Having had my say on Jeremiah Wright's rhetorical excesses, as I see them, I am now prepared to defend him against recent criticism coming from conservatives. Powerline links to Michelle Malkin on Wright's recent speech before the NAACP. You can get a transcript of the talk at CNN. Here is the passage that Malkin and others have found objectionable:
Left brain is logical and analytical. Object oriented means the student learns from an object. From the solitude of the cradle with objects being hung over his or her head to help them determine colors and shape to the solitude in a carol in a PhD program stuffed off somewhere in a corner in absolute quietness to absorb from the object. From a block to a book, an object. That is one way of learning, but it is only one way of learning.
African and African-American children have a different way of learning.
They are right brained, subject oriented in their learning style. Right brain that means creative and intuitive. Subject oriented means they learn from a subject, not an object. They learn from a person. Some of you are old enough, I see your hair color, to remember when the NAACP won that tremendous desegregation case back in 1954 and when the schools were desegregated. They were never integrated. When they were desegregated in Philadelphia, several of the white teachers in my school freaked out. Why? Because black kids wouldn't stay in their place. Over there behind the desk, black kids climbed up all on them.
Because they learn from a subject, not from an object. Tell me a story.
Malkin likens this argument to phrenology, and compares to Leonard Jeffries theory of "sun people vs. ice people." In other words she thinks it is both junk science and racist.
Neither charge is fair. I do not know Janice Hale's work, and I confess that I am somewhat skeptical regarding the view that Black Africans are, on the whole, predominantly "right-brained". Moreover, I see some problems with Wright's defense of this argument.

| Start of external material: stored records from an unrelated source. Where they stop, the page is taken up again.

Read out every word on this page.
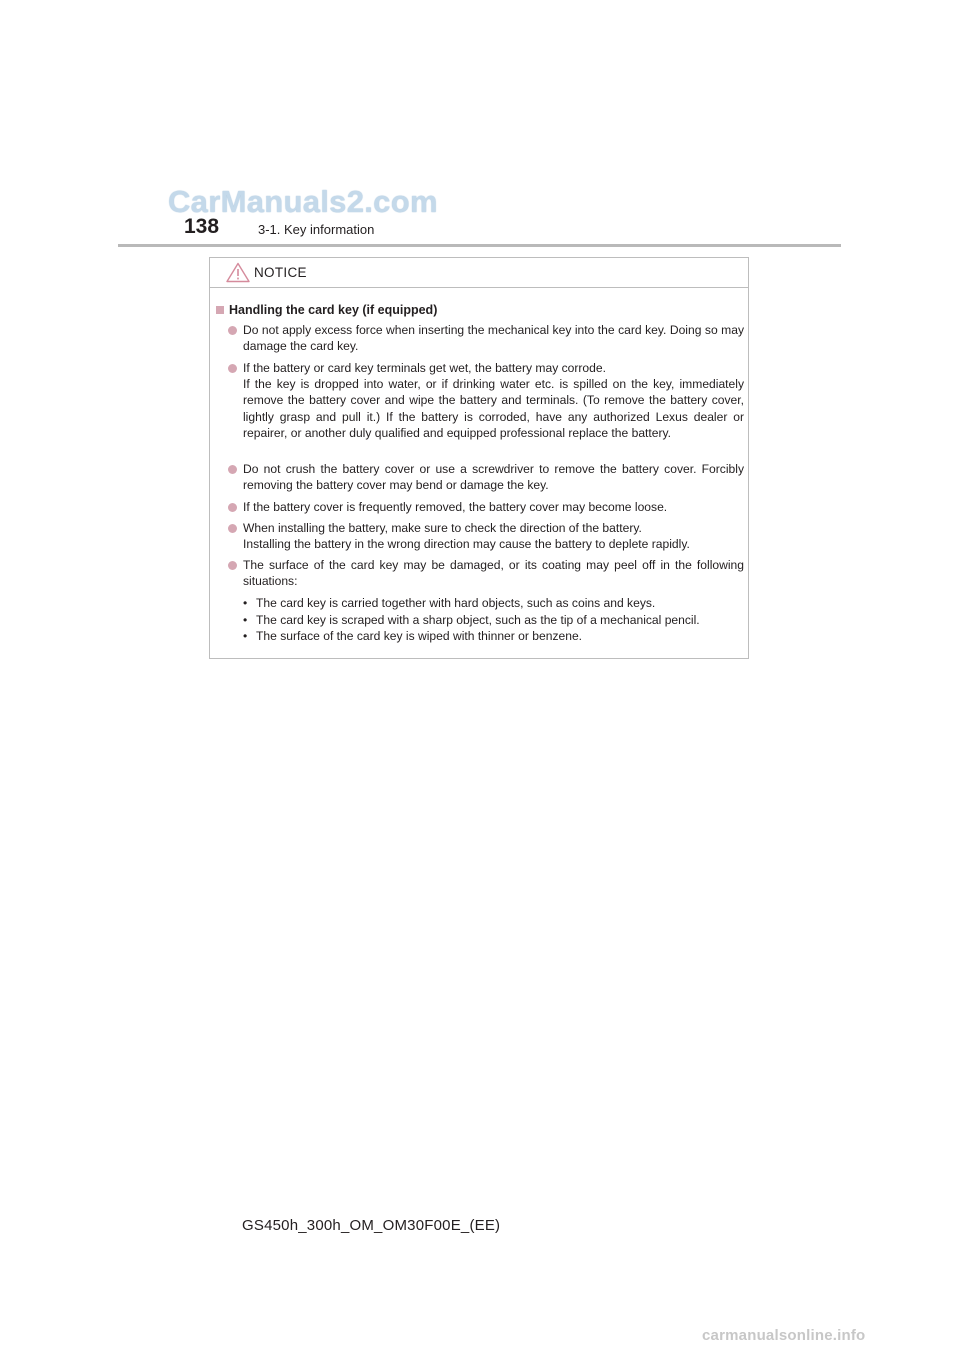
CarManuals2.com
138	3-1. Key information
NOTICE
Handling the card key (if equipped)

Do not apply excess force when inserting the mechanical key into the card key. Doing so may damage the card key.

If the battery or card key terminals get wet, the battery may corrode.

If the key is dropped into water, or if drinking water etc. is spilled on the key, immediately remove the battery cover and wipe the battery and terminals. (To remove the battery cover, lightly grasp and pull it.) If the battery is corroded, have any authorized Lexus dealer or repairer, or another duly qualified and equipped professional replace the battery.

Do not crush the battery cover or use a screwdriver to remove the battery cover. Forcibly removing the battery cover may bend or damage the key.

If the battery cover is frequently removed, the battery cover may become loose.

When installing the battery, make sure to check the direction of the battery.

Installing the battery in the wrong direction may cause the battery to deplete rapidly.

The surface of the card key may be damaged, or its coating may peel off in the following situations:

• The card key is carried together with hard objects, such as coins and keys.
• The card key is scraped with a sharp object, such as the tip of a mechanical pencil.
• The surface of the card key is wiped with thinner or benzene.
GS450h_300h_OM_OM30F00E_(EE)
carmanualsonline.info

[African-American children] have a different way of learning. Those same children who have difficulty reading from an object and who are labeled EMH, DMH and ADD. Those children can say every word from every song on every hip hop radio station half of who's words the average adult here tonight cannot understand. Why? Because they come from a right-brained creative oral culture like the (greos) in Africa who can go for two or three days as oral repositories of a people's history and like the oral tradition which passed down the first five book in our Jewish bible, our Christian Bible, our Hebrew bible long before there was a written Hebrew script or alphabet. And repeat incredulously long passages like Psalm 119 using mnemonic devices using eight line stanzas. Each stanza starting with a different letter of the alphabet. That is a different way of learning.
The problem here is that every culture descends from a people who practiced memorizing long stories, because that was the only way to preserve long stories before the advent of writing. Someone had to remember the Iliad and the Odyssey before Homer (or someone) wrote them down. Yet the Greeks look to be about as left-brained as anyone.
But whether or not the hypothesis can be supported, there is nothing inherently racist about it. The phenomenon that deserves the name of racism is the identification of someone as morally inferior and/or one's enemy merely on the basis of racial identification. Simply recognizing certain biological differences between racial groups, such as the prevalence of difference diseases, in no way implies racism.
As to whether the theory described by Wright is junk science or not, for that we would have to see Dr. Hale's evidence. But the difference between left and right brain functions is very well supported in the literature, and there is considerable reason to suppose that some people are naturally oriented toward one side or the other. There is no reason I can think of why African-Americans might not differ from European and Asian Americans on this count in some statistically significant way.
Wright's defenders will complain that, once again, his critics have taken his words out of context. Once again they will be off the mark. At least in this case, his critics are merely wrong.